Ancestral Patterns sublimated approach emphasizes a universal language that seeks an expansive, meditative posture that exudes the juxtaposition of finding light in dark. “As the work is viewed, the paintings infuse the environment with mystery intersecting with a loud silence to a universal whisper”, says La’ford. As viewers immerse themselves into the space, it aims to become an exchange of individual realities interwoven with the realism of the paintings as conceptual.

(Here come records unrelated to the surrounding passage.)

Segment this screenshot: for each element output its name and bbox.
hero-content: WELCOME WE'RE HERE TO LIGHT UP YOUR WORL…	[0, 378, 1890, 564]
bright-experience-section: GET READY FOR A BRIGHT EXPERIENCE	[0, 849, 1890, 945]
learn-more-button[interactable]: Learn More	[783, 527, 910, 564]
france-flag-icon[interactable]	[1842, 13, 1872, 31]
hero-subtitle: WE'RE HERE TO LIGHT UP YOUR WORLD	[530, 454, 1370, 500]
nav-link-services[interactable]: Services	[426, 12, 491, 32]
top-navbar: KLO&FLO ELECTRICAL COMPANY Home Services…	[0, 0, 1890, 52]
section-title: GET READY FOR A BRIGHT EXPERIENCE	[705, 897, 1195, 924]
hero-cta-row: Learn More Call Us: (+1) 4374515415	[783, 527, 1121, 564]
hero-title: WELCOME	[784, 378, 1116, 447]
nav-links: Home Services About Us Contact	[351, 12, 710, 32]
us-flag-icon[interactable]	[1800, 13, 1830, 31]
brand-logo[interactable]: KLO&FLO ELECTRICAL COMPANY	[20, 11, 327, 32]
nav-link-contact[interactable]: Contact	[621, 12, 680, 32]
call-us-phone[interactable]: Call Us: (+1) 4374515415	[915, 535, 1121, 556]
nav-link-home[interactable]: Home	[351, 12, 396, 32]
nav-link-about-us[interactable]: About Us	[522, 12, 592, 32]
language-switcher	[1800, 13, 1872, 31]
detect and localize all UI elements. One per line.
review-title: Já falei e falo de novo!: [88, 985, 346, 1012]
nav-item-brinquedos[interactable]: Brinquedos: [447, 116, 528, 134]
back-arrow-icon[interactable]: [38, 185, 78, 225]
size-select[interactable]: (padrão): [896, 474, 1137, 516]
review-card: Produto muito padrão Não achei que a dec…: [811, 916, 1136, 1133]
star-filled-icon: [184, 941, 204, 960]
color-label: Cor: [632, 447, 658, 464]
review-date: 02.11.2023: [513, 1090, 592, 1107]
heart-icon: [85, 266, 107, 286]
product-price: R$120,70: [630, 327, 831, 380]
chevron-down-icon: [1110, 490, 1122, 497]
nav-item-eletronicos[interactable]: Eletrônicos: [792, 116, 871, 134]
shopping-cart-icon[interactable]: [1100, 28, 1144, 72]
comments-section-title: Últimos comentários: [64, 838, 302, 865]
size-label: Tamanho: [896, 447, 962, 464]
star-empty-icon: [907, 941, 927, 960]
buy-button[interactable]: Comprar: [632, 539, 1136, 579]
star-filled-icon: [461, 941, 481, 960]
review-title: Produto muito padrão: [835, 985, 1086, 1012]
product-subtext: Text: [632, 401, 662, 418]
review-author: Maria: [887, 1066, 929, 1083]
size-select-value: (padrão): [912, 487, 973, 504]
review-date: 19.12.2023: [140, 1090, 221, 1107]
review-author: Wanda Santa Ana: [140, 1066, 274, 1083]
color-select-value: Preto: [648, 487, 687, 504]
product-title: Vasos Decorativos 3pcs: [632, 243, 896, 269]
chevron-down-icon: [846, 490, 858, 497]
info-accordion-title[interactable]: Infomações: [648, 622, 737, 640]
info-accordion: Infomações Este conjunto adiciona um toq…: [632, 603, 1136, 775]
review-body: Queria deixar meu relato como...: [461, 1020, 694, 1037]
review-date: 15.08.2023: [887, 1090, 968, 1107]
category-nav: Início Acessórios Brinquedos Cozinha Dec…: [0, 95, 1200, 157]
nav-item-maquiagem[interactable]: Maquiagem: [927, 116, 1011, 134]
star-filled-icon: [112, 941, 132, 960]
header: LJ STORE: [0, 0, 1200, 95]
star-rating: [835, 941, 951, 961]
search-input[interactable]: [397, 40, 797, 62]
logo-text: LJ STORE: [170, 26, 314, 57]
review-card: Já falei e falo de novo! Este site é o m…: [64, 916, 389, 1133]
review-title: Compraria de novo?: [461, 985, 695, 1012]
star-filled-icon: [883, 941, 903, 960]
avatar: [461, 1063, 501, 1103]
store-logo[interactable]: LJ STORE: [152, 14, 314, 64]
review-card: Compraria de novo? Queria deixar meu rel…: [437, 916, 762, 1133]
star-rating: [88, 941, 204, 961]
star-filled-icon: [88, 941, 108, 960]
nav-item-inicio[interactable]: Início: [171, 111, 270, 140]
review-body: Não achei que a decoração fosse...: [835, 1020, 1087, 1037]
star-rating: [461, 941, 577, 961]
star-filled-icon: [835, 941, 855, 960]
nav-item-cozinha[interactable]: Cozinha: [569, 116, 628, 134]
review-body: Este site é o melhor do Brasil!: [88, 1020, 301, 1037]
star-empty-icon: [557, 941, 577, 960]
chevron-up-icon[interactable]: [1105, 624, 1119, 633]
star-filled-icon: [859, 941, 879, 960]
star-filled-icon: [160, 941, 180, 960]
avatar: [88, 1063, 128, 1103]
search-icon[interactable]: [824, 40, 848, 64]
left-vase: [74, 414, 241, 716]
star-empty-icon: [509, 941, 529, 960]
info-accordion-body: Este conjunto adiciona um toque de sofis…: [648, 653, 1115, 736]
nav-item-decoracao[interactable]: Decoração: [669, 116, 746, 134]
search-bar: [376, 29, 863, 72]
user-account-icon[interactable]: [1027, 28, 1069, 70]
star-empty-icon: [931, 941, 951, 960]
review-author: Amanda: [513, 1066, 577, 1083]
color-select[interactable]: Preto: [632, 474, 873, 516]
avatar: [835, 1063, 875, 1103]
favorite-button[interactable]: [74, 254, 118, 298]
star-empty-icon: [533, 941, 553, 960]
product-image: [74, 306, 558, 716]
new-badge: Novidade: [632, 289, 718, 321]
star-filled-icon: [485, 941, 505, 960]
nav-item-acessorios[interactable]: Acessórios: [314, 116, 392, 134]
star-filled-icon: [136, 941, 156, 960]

Vibrant planes of vermilion, cerulean and amber create a visual field that eclipses geometric flatness, inducing a luminous atmosphere that teeters on the edge of optical perception. The intermingled and cascading patterns emerge, geometry bends around itself, and shapes are shifted to find balance as drifting tonalities seem both motionless and radiating, emitting a sense of glowing transparency and the rich, ophthalmic warmth of captured light. These sensations foster a contemplative experience and encourage the viewer to expand outward and travel inward, moving simultaneously toward an understanding of the space and light in which the paintings inhabit while forging a quiet and powerful personal awareness.

About the Artist

Ya La’ford received her MFA from Art Institute of Boston in 2012, and her Juris Doctorate from University of Florida. Her work has been displayed at Clark Atlanta University, Rosenthal Gallery, Boston University, CHIHULY Gallery, Dr. Carter G. Woodson African American Museum, Dunedin Fine Art Gallery. La’ford is currently preparing her upcoming exhibitions at MFA, St. Petersburg, Ringling, and Tampa Museum, as well as in Thailand, Cuba, Egypt, and Colombia. Ya La’ford is a grant recipient of Joan Mitchell Foundation Scholarship, and her work can be found in numerous corporate and private collections across Europe, Asia, and the United States.
Among the most innovative contemporary artists and abstract painters, Ya La’ford’s paintings and installations explore themes of interconnectivity, meditation, and purity through landscapes of self-made earth tones. As fate would have it, Ya La’ford is also the granddaughter of renowned artist John Dunkley, one of Jamaica’s first and finest intuitive painters. His first solo show in America, Neither Day nor Night, will be on display at PAMM end of May 2017 http://www.pamm.org/exhibitions/john-dunkley-neither-day-nor-night.

Influenced by artists such as Mark Rothko, Norman Lewis, Sam Gilliam, Alma Thomas, Barnet Newman, Helen Frankenthaler and John Dunkley, La’ford remixes, combines, and unifies color, shape, and line to establish a spiritual relationship with the viewer, evoking feelings of enlightenment and self-awareness.